May 17, 2019

Practice

Today we check homework

We will go one by one

Do not focus on the answer

Focus on how to get to the answer

Ask all your questions today

Summary of last part

There is population and samples

Do not confuse them

Identify them

Populations

Big. Sometimes theoretical

They have mean, variance and standard deviation

mean(population)
var(population)
sd(population)

Variance and Standard Deviation

Variance is the square of standard deviation

var(population) == sd(population)^2

Standard deviation is the square root of variance

sd(population) == sqrt(var(population))

What variance tells us about outcomes

An outcome is a random element of the population

Any outcome will be similar to the population mean

How similar?
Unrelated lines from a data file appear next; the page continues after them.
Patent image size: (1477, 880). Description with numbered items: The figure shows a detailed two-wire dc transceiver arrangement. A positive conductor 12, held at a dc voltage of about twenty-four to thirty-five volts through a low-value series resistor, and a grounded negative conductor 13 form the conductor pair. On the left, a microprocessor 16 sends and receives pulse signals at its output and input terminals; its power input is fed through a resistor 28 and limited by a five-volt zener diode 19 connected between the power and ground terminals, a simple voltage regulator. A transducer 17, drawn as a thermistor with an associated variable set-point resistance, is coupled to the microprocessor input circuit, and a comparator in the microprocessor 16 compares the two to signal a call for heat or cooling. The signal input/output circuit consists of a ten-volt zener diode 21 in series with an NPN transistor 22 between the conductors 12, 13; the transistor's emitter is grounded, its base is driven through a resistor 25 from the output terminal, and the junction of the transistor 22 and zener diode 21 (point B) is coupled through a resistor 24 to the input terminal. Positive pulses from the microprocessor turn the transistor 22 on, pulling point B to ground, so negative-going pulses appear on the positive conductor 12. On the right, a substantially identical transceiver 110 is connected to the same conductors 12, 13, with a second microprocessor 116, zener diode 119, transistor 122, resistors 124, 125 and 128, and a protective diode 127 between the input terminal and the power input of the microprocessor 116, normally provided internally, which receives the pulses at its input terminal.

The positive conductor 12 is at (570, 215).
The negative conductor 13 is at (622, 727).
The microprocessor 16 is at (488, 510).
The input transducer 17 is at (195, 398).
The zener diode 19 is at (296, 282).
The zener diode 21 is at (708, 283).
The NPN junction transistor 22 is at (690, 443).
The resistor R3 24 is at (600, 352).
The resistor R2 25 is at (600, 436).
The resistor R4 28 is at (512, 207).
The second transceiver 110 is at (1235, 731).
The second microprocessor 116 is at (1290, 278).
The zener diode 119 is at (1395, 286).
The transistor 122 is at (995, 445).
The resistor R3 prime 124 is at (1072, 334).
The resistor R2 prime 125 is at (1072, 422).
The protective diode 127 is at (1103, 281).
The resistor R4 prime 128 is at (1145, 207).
It depends on the population variance

Outcome versus population mean

The distance between outcome and population mean depends on the confidence level

outcome will probably be between mean(pop)±k*sd(pop)

\[\langle X\rangle - k\,\mathbb{S}(X)\leq\text{outcome}\leq\langle X\rangle + k\,\mathbb{S}(X)\]

The key idea is: different k have different probability

If the population has Normal distribution

(This is not always true)

When the population is Normal, then

k Probability
2 ≈ 95%
3 ≈ 99%
qnorm(1-alpha/2) 1-alpha

Choose your own alpha

If the population other distribution

(Chebyshev always works)

k Probability
2 1-1/22 = 75%
3 1-1/32 = 88.9%
10 1-1/102 = 99.9%
k 1-1/k2

Sample

A sample is a group of outcomes

It has size, mean, variance, and standard deviation

length(sample)
mean(sample)
var(sample)
sd(sample)

Sample Mean

Each sample is different (random)

Each sample mean is random

If the sample size is large, then sample mean has Normal distribution

Sample Mean Normal parameters

If sample mean has Normal distribution, we need to know it parameters

The average of sample mean is the population mean

The standard deviation of sample mean is population standard deviation divided by the square root of sample length

The variance of sample mean is population variance divided by sample length

Predicting Sample Mean

sample mean will probably be between mean(pop)±k*sd(pop)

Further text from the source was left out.